Perhaps this is due to my misunderstanding. If so, please correct me.
One gripe that I've had with Austrian theory is on bubble formation.
Bubbles cannot be create simply from central banks. Bubbles are present in all parts of life--areas where I do not think central banks can reach.
Two quick examples from my childhood: Beanie Babby stuffed animals and Pokemon Cards. These things basically came out of nowhere, and practically overnight, became a huge sensation with some of these cards and dolls going for hundreds and hundreds of dollars. Then, in a year or two, all of a sudden no one wanted them anymore, and their values plummeted.

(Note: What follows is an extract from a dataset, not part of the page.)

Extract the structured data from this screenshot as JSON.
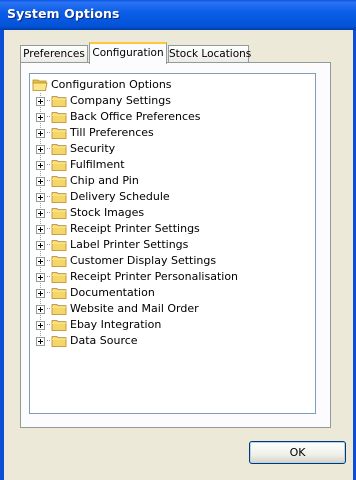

Different stores: the most recent one I can think of is the cupcake bakery. A few years ago, these were sprouting up all over the place. Now, most of them have gone under. Or cigar bars and champagne bars. Hugely popular, for a time. Then people got sick of them and most of them went away.
Its even present TV: Survivor sparking a wave of reality TV/gameshow hybrid copy cats that became immensely popular before plummeting in ratings and being cancelled. There's another TV bubble in its final stages right now with American Idol and all its knock-offs: soon people will get sick of these types of shows, and the majority will end up cancelled.
My point is that bubble formation is really just an extension of the human trait of creating fads. I think overly lose central banks can help to keep bubbles humming along, but I do not think getting rid of central banks would mean the end of economic bubbles.